Alcune foto del progetto sono nel libro, che è un Diario un po’ anarchico, senza date, che si chiude con i ringraziamenti “Dedico con gratitudine questo libro alla mia famiglia che mi ha sostenuta e ricambia il mio amore”. Letizia è piena di gratitudine, lo dice più volte, è bello sentirlo ripetere da lei.

A fronte un autoscatto di Shoba, Letizia fra le sue figlie, gli occhi chiusi, l’abbraccio di un bacio.

Mentre sfogli il volume vedo le foto di nera che corredavano L’Ora, in una Letizia stringe la mano a Giovanni Falcone, in un’altra, si scorge lo sguardo struggente di Paolo Borsellino, alcune ritraggono stragi, e chiedo: ma tu quando entravi in queste situazioni, in queste stanze, come ti sentivi?

Mi tremavano le gambe.

Poi ci sono molto foto di ragazzine, per strada, che lavorano, per loro è stato bello il momento in cui venivano fotografate?
Penso di sì.

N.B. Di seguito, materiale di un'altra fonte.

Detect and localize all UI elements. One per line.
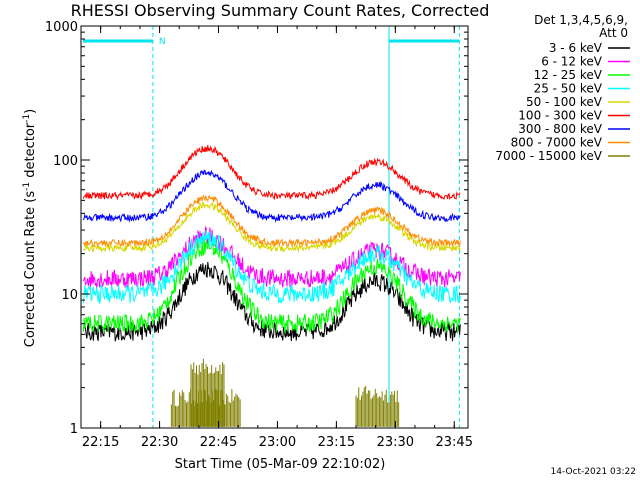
y-tick-label: 1000: [45, 20, 78, 35]
legend-entry-label: 12 - 25 keV: [534, 68, 603, 82]
series-line-3: [82, 229, 461, 305]
legend-entry-label: 100 - 300 keV: [518, 109, 602, 123]
x-tick-label: 23:45: [436, 435, 473, 450]
series-line-2: [82, 237, 461, 333]
chart-title: RHESSI Observing Summary Count Rates, Co…: [71, 1, 490, 20]
timestamp: 14-Oct-2021 03:22: [551, 467, 636, 477]
series-line-1: [82, 225, 461, 288]
legend-entry-label: 25 - 50 keV: [534, 82, 603, 96]
legend-entry-label: 3 - 6 keV: [549, 41, 603, 55]
x-tick-label: 22:45: [200, 435, 237, 450]
y-tick-label: 1: [70, 422, 78, 437]
y-tick-label: 10: [61, 288, 78, 303]
plot-frame: [80, 25, 469, 429]
x-axis: 22:15 22:30 22:45 23:00 23:15 23:30 23:45: [80, 26, 473, 450]
x-tick-label: 23:30: [377, 435, 414, 450]
legend-entry-label: 50 - 100 keV: [526, 95, 603, 109]
legend-entry-label: 6 - 12 keV: [541, 55, 603, 69]
legend-header-line-1: Det 1,3,4,5,6,9,: [534, 13, 628, 27]
y-axis-label: Corrected Count Rate (s-1 detector-1): [22, 109, 38, 347]
series-line-6: [82, 169, 461, 223]
y-axis: 1 10 100 1000: [45, 20, 468, 437]
series-line-4: [83, 201, 461, 254]
x-tick-label: 23:15: [318, 435, 355, 450]
night-mark-label: N: [159, 37, 166, 47]
x-tick-label: 23:00: [259, 435, 296, 450]
plot-area: N: [82, 26, 461, 428]
legend-header-line-2: Att 0: [599, 26, 628, 40]
series-line-7: [82, 194, 461, 248]
x-tick-label: 22:30: [141, 435, 178, 450]
x-axis-label: Start Time (05-Mar-09 22:10:02): [175, 457, 386, 472]
x-tick-label: 22:15: [82, 435, 119, 450]
legend-entry-label: 7000 - 15000 keV: [495, 149, 602, 163]
y-tick-label: 100: [53, 154, 78, 169]
legend-entry-label: 300 - 800 keV: [518, 122, 602, 136]
series-line-5: [82, 144, 461, 201]
series-line-0: [83, 261, 461, 342]
legend-entry-label: 800 - 7000 keV: [511, 136, 603, 150]
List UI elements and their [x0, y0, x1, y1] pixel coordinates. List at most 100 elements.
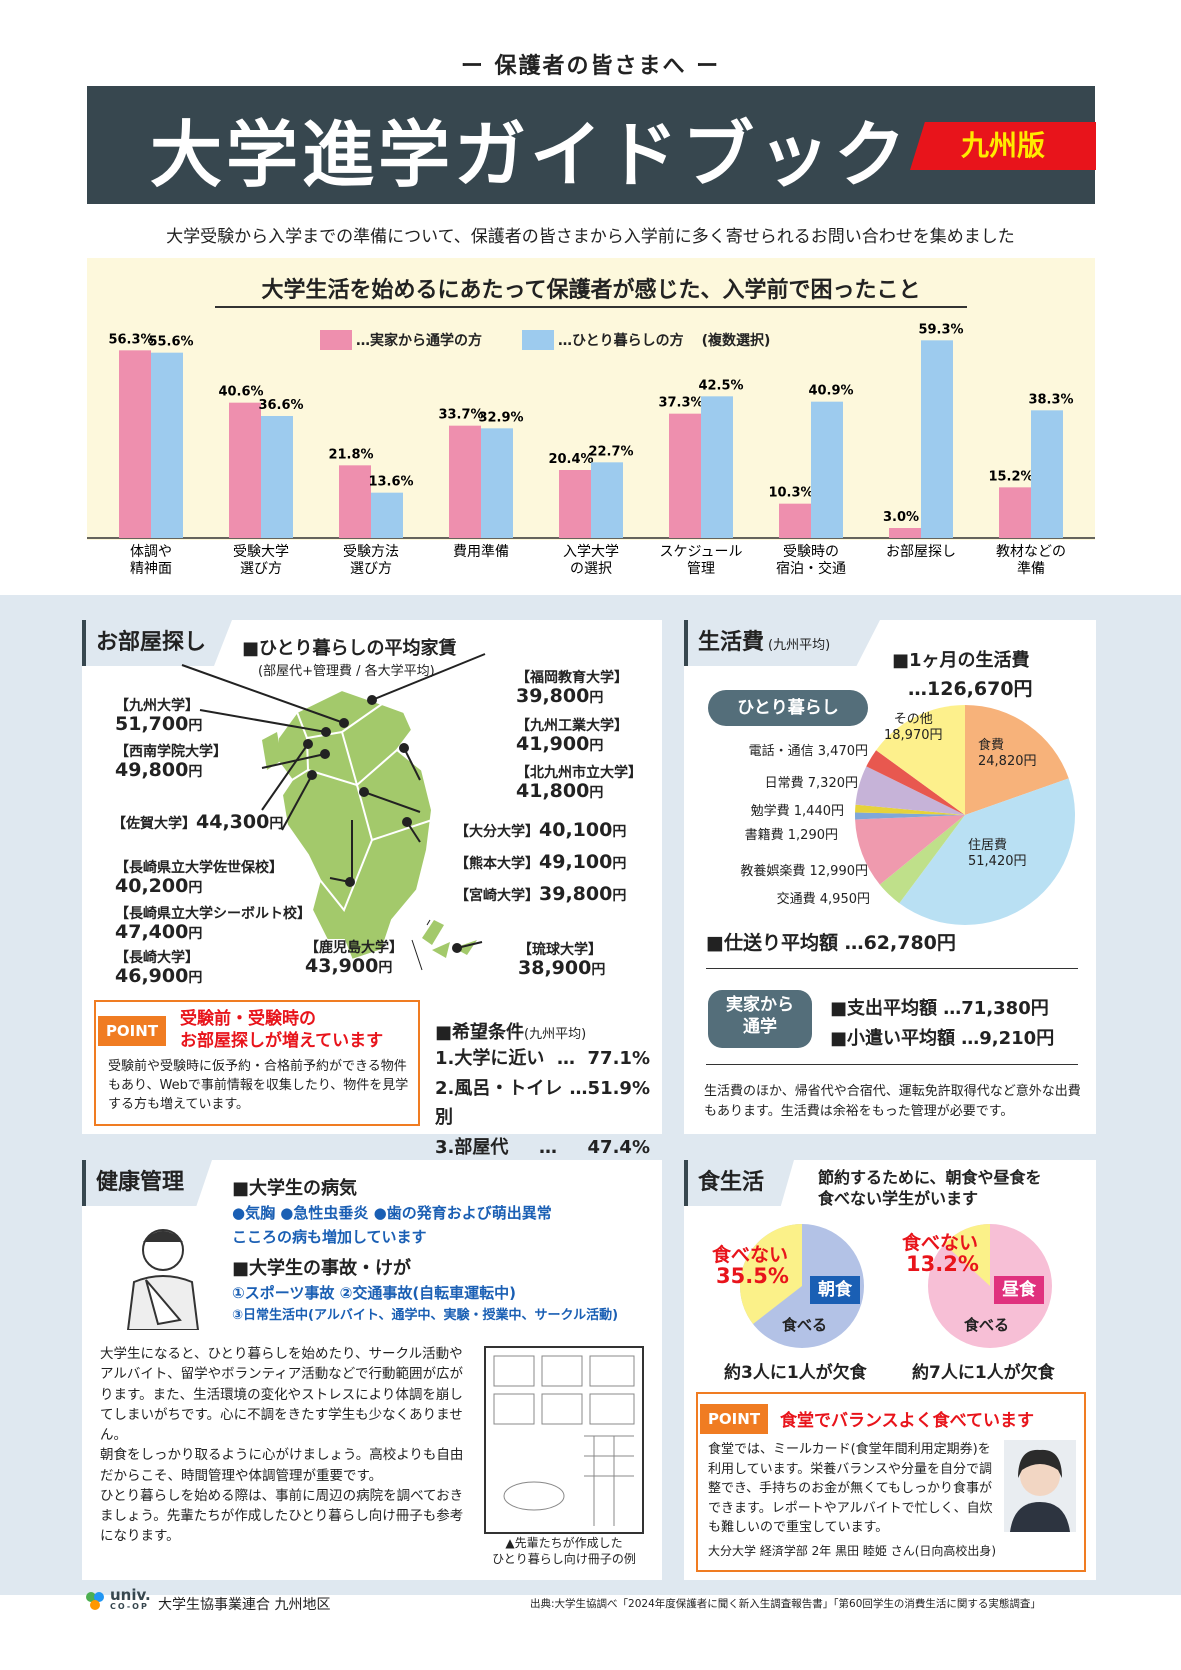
chart-title-underline [215, 306, 967, 308]
lunch-summary: 約7人に1人が欠食 [912, 1363, 1055, 1383]
header-subtitle: ー 保護者の皆さまへ ー [460, 54, 721, 79]
bar-value-label: 32.9% [478, 410, 523, 425]
kenko-tab: 健康管理 [82, 1160, 212, 1206]
category-label: 精神面 [130, 561, 172, 577]
booklet-illustration [484, 1346, 644, 1534]
kibou-title: ■希望条件(九州平均) [435, 1022, 587, 1043]
legend-label: …実家から通学の方 [356, 333, 482, 349]
uni-seinan: 【西南学院大学】 49,800円 [115, 744, 227, 782]
student-name: 大分大学 経済学部 2年 黒田 睦姫 さん(日向高校出身) [708, 1544, 997, 1558]
injured-student-illustration [126, 1229, 200, 1330]
bar-value-label: 13.6% [368, 475, 413, 490]
pie-slice [876, 705, 965, 815]
category-label: 教材などの [996, 544, 1066, 560]
kyushu-map [181, 653, 486, 971]
uni-nagasaki: 【長崎大学】 46,900円 [115, 950, 203, 988]
pie-slice [855, 815, 965, 885]
bar [591, 462, 623, 538]
pie-label-kyoyo: 教養娯楽費 12,990円 [740, 864, 868, 879]
bar-value-label: 20.4% [548, 452, 593, 467]
bar [449, 425, 481, 538]
legend-label: …ひとり暮らしの方 [558, 333, 684, 349]
pie-label-shokuhi: 食費 24,820円 [978, 738, 1037, 770]
bar [339, 465, 371, 538]
pie-slice [879, 815, 965, 904]
uni-nagasaki-kenritsu-sasebo: 【長崎県立大学佐世保校】 40,200円 [115, 860, 283, 898]
pie-label-shoseki: 書籍費 1,290円 [744, 828, 838, 843]
jikka-pill: 実家から 通学 [708, 990, 812, 1048]
page-title: 大学進学ガイドブック [150, 113, 911, 197]
bar-value-label: 40.6% [218, 385, 263, 400]
intro-text: 大学受験から入学までの準備について、保護者の皆さまから入学前に多く寄せられるお問… [166, 227, 1015, 247]
legend-swatch [522, 330, 554, 350]
shishutsu: ■支出平均額 …71,380円 [830, 998, 1049, 1019]
bar-value-label: 21.8% [328, 447, 373, 462]
kibou-item: 1.大学に近い… 77.1% [435, 1048, 650, 1069]
bar-value-label: 22.7% [588, 444, 633, 459]
category-label: の選択 [570, 561, 612, 577]
uni-oita: 【大分大学】40,100円 [455, 819, 627, 841]
bar-value-label: 55.6% [148, 335, 193, 350]
breakfast-tag: 朝食 [810, 1276, 860, 1304]
pie-slice-skip [944, 1224, 990, 1286]
edition-badge: 九州版 [910, 122, 1096, 170]
legend-alone: …ひとり暮らしの方 (複数選択) [522, 330, 770, 350]
chart-title: 大学生活を始めるにあたって保護者が感じた、入学前で困ったこと [261, 278, 921, 303]
shoku-point-title: 食堂でバランスよく食べています [780, 1411, 1034, 1431]
bar [559, 470, 591, 538]
pie-label-sonota: その他 18,970円 [884, 712, 943, 743]
uni-kumamoto: 【熊本大学】49,100円 [455, 851, 627, 873]
point-tag: POINT [98, 1016, 166, 1046]
breakfast-eat-label: 食べる [782, 1316, 828, 1334]
category-label: 体調や [130, 544, 172, 560]
jiko-title: ■大学生の事故・けが [232, 1258, 412, 1279]
uni-ryukyu: 【琉球大学】 38,900円 [518, 942, 606, 980]
pie-label-gakuhi: 勉学費 1,440円 [750, 804, 844, 819]
lunch-skip-value: 13.2% [906, 1252, 979, 1276]
bar [921, 340, 953, 538]
byoki-list: ●気胸 ●急性虫垂炎 ●歯の発育および萌出異常 [232, 1204, 552, 1222]
category-label: 受験方法 [343, 544, 399, 560]
kibou-item: 2.風呂・トイレ別… 51.9% [435, 1077, 650, 1129]
bar [889, 528, 921, 538]
bar-value-label: 15.2% [988, 469, 1033, 484]
kenko-body: 大学生になると、ひとり暮らしを始めたり、サークル活動やアルバイト、留学やボランテ… [100, 1346, 464, 1545]
uni-saga: 【佐賀大学】44,300円 [112, 811, 284, 833]
bar [1031, 410, 1063, 538]
category-label: 宿泊・交通 [776, 560, 846, 577]
student-photo [1004, 1440, 1076, 1532]
uni-miyazaki: 【宮崎大学】39,800円 [455, 883, 627, 905]
bar [229, 402, 261, 538]
pie-label-tsushin: 電話・通信 3,470円 [748, 744, 868, 759]
category-label: 選び方 [240, 561, 282, 577]
lunch-tag: 昼食 [994, 1276, 1044, 1304]
bar-value-label: 3.0% [883, 510, 919, 525]
bar-value-label: 37.3% [658, 396, 703, 411]
shoku-tab: 食生活 [684, 1160, 794, 1206]
bar [811, 401, 843, 538]
jiko-line1: ①スポーツ事故 ②交通事故(自転車運転中) [232, 1284, 517, 1302]
uni-kyushu-kogyo: 【九州工業大学】 41,900円 [516, 718, 628, 756]
category-label: 費用準備 [453, 544, 509, 560]
pie-slice [899, 778, 1075, 925]
bar-value-label: 40.9% [808, 384, 853, 399]
breakfast-skip-value: 35.5% [716, 1264, 789, 1288]
hitori-pill: ひとり暮らし [708, 690, 868, 726]
uni-kitakyushu: 【北九州市立大学】 41,800円 [516, 765, 642, 803]
bar-value-label: 10.3% [768, 486, 813, 501]
pie-label-kotsu: 交通費 4,950円 [776, 892, 870, 907]
bar [481, 428, 513, 538]
coop-logo-icon [86, 1592, 104, 1610]
jiko-line2: ③日常生活中(アルバイト、通学中、実験・授業中、サークル活動) [232, 1308, 619, 1323]
lunch-pie [928, 1224, 1052, 1348]
pie-slice [866, 750, 965, 815]
bar [151, 352, 183, 538]
heya-note: (部屋代+管理費 / 各大学平均) [258, 664, 435, 679]
breakfast-summary: 約3人に1人が欠食 [724, 1363, 867, 1383]
bar [119, 350, 151, 538]
heya-title: ■ひとり暮らしの平均家賃 [242, 638, 457, 659]
divider [706, 1064, 1078, 1065]
bar [261, 416, 293, 538]
pie-slice [855, 812, 965, 820]
bar [701, 396, 733, 538]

Ci sono molte immagini di bambine, è come se io avessi bisogno di ritrarre i miei 10 anni, chissà perché sono così importanti per me i 10 anni.

Ma come funzionava?
Si fermavano e mi guardavano, qualche volte funzionava sì, è un attimo, sai.

Ma cosa consiglieresti a un giovane fotografo?
Bisogna insistere, non guadagnerai mai soldi, su centomila ne escono fuori due che riescono a campare, alla fine troverà se stesso nelle foto che fa, è un lavoro che dev’essere intrapreso, non viene dal caso, devi sapere cosa ti fa soffrire cosa ti fa gioire. Avere la coscienza di sé. Deve essere umile, subito non farà belle fotografie, deve studiare molto, sentire che quelle foto lo rappresentano, senza vanità.

Cosa ti fa soffrire e cosa gioire?
Mi fa soffrire l’indelicatezza, la mancanza d’amore, la rozzezza. Gioire non lo so… non sono vanitosa, accetto i premi, ma con umiltà.. ecco, le carezze. Quelle le vorrai sempre, le carezze. Anche a ottant’anni, le carezze sono la bellezza.